Hilfskräfte analysieren Proben – Prinzip Hoffnung
Nachdem ausführlich beschrieben wird, wie gewissenhaft und fleißig Vanessa mit den Proben umgeht, erfahren wir:
»Die Quereinsteigerin hat früher als Außendienstmitarbeiterin im Vertrieb gearbeitet, ganz andere Branche. Seit September hilft sie in dem Labor in Ingelheim aus. Als sie die Stelle antrat, hatte sie keine Angst, so nah am Virus zu arbeiten. "Ich bin da relativ schmerzfrei", sagt sie. Jeder neue Mitarbeiter bekomme schließlich eine Einarbeitung. "Und wenn man sich auf diesen Job bewirbt, dann weiß man ja, worauf man sich da einlässt."«
Doch nicht nur das.
»Damit das Labor immer arbeitsfähig ist, werden Abstriche auf unterschiedlichen Geräten ausgewertet. Insgesamt vier unterschiedliche Verfahren gibt es dort. Das macht die Arbeitsprozesse zwar aufwendiger, aber es erhöht die Ausfallsicherheit…
Wir hoffen einfach, dass die Maschinen halten, dass wir genügend Arbeitsmaterialien kriegen und dass wir keine menschlichen Fehler machen", sagt Harzer. "Wir belasten unsere Leute bis an die Grenze."«
Testen auf Teufel komm raus
»Wie das Robert-Koch-Institut berichtet, meldeten zuletzt 57 Labore einen Rückstau von Corona-Tests. Das entsprach fast 70.000 Proben, deren Ergebnisse verspätet eintrafen. Zudem nannten 39 Labore Lieferschwierigkeiten für Reagenzien, die für die Analyse benötigt werden, sowie bei Verbrauchsmaterial. Für Andreas Bobrowski vom Laborärzteverband gibt es einen Grund für diese Probleme. "Schuld ist die massiv gestiegene Zahl von Kontakt-Untersuchungen an symptomfreien Menschen", sagt er. Ein Beispiel: "Wenn in einer Pflegeeinrichtung vier Corona-Fälle nachgewiesen werden, dann kommen schnell 400 Personen zusammen, die vorsichtshalber getestet werden müssen."

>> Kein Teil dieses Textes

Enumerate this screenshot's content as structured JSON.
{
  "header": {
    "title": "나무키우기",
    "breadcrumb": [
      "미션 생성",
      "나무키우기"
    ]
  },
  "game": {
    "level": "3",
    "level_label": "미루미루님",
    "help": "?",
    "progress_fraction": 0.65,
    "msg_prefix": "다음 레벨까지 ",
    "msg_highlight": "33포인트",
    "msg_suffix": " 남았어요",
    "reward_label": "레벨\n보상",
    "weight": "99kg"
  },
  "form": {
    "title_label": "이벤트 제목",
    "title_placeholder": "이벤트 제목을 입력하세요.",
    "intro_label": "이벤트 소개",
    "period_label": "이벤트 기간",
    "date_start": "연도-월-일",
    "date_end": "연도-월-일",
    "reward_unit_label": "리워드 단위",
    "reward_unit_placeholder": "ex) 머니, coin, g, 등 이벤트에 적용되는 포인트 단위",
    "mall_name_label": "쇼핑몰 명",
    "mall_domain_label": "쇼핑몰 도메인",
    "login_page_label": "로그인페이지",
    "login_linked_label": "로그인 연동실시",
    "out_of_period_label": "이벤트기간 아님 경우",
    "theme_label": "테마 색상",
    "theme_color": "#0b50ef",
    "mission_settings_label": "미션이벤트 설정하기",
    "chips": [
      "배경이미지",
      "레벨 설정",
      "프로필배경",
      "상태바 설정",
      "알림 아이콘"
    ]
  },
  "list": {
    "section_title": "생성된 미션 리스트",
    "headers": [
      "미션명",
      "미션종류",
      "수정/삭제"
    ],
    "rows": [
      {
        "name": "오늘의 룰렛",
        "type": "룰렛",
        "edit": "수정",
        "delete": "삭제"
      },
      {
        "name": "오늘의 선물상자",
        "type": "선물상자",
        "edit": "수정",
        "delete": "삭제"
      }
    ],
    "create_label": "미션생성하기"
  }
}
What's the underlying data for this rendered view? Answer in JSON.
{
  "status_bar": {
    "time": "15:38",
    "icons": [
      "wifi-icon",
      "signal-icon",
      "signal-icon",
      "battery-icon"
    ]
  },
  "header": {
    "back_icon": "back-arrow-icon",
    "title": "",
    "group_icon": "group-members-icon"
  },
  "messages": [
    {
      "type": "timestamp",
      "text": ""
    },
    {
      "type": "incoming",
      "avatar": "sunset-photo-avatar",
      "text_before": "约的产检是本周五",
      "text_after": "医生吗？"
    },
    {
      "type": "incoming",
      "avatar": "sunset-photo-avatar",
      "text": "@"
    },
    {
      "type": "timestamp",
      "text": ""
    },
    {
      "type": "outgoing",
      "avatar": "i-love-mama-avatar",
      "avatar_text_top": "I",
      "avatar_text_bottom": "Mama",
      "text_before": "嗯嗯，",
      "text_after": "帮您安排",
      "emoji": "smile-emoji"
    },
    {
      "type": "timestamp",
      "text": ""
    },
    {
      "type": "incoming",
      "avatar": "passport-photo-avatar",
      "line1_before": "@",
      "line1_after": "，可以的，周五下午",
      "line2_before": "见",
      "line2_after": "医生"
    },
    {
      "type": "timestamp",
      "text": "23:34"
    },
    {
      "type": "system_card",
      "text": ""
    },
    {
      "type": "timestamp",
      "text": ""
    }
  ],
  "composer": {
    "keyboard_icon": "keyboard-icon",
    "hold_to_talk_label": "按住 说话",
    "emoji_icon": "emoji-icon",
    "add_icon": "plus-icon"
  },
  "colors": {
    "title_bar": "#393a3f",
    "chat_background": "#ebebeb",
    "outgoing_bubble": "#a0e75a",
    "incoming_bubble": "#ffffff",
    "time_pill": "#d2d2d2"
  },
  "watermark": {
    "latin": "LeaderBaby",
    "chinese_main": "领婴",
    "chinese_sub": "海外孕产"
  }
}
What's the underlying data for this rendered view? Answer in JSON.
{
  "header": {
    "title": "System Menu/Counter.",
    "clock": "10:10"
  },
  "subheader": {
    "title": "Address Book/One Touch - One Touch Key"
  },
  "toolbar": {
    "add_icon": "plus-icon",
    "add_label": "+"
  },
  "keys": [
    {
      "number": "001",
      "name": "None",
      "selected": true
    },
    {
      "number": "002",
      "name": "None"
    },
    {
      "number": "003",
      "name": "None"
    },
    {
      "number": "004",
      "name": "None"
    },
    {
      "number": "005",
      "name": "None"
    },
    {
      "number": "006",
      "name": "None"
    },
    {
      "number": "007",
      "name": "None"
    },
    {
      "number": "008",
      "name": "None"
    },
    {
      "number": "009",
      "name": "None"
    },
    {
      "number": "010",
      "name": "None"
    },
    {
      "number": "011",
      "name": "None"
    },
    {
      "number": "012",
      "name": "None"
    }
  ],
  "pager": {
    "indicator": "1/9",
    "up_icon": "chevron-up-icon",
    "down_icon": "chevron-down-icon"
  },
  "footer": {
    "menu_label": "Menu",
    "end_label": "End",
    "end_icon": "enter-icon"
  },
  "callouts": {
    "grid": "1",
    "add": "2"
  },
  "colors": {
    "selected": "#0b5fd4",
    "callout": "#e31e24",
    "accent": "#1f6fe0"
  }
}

Die gegenwärtige Teststrategie von Bundesgesundheitsminister Jens Spahn (CDU) sieht vor, dass Personen mit Krankheitsanzeichen einen Test machen sollen. Ebenso jene, die direkten Kontakt zu einem Infizierten hatten. In Krankenhäusern und Pflegeheimen sollen bei einem Corona-Ausbruch alle Patienten und Bewohner getestet werden, aber selbst ohne bestätigte Infektion sind Tests möglich. Bundesweit seien die Labore mit 89 Prozent praktisch ausgelastet, rechnete der Laborverband kürzlich vor. Bei 1,6 Millionen Tests pro Woche sei Schluss.«
Wenig Positiv sind "frustierend"
»Dass zuletzt in der Tat viele auf Corona untersucht werden, bei denen die Wahrscheinlichkeit einer Infektion gering ist, zeigen die Zahlen. Im Sommer war nach Angaben des Robert-Koch-Instituts manchmal nicht einmal ein Prozent aller Tests positiv. "Besonders frustrierend" sei das gewesen, sagt der Ingelheimer Laborarzt Oliver Harzer. Inzwischen greift das Virus wieder massiv um sich, dementsprechend ist die Quote in den vergangenen Wochen kontinuierlich gestiegen. Derzeit melden die deutschen Labore im Mittel knapp sechs Prozent positiver Tests. In Ingelheim sind es sogar noch etwas mehr, zwischen acht und zehn Prozent.«
Der Bericht endet, wie er begonnen hat:
»An ihrer Werkbank in einem Nebenraum zur großen Halle hat Vanessa Op te Roodt die Zange gewechselt und ein neues Gestell mit Proben bereitgestellt. Eine Glasscheibe trennt sie von dem Material, unten bleibt lediglich ein Spalt zum Arbeiten, durch den sie ihre Arme steckt. Das Licht über der Werkbank hat sie ausgeschaltet, so sieht sie die Flamme des Bunsenbrenners besser. "Die Zange muss immer da hin, wo es am heißesten ist", sagt sie.«
Den Bericht geschrieben hat Kim Björn Becker, sein "Abitur am dortigen Friedrich-Wilhelm-Gymnasium, das einst auch Karl Marx besuchte" machte. Er promovierte über die "Frage, warum deutsche Politiker in Skandalen so oft keine gute Figur machen". Vielleicht könnte er sich auch mit bekannten "Corona-Experten" beschäftigen.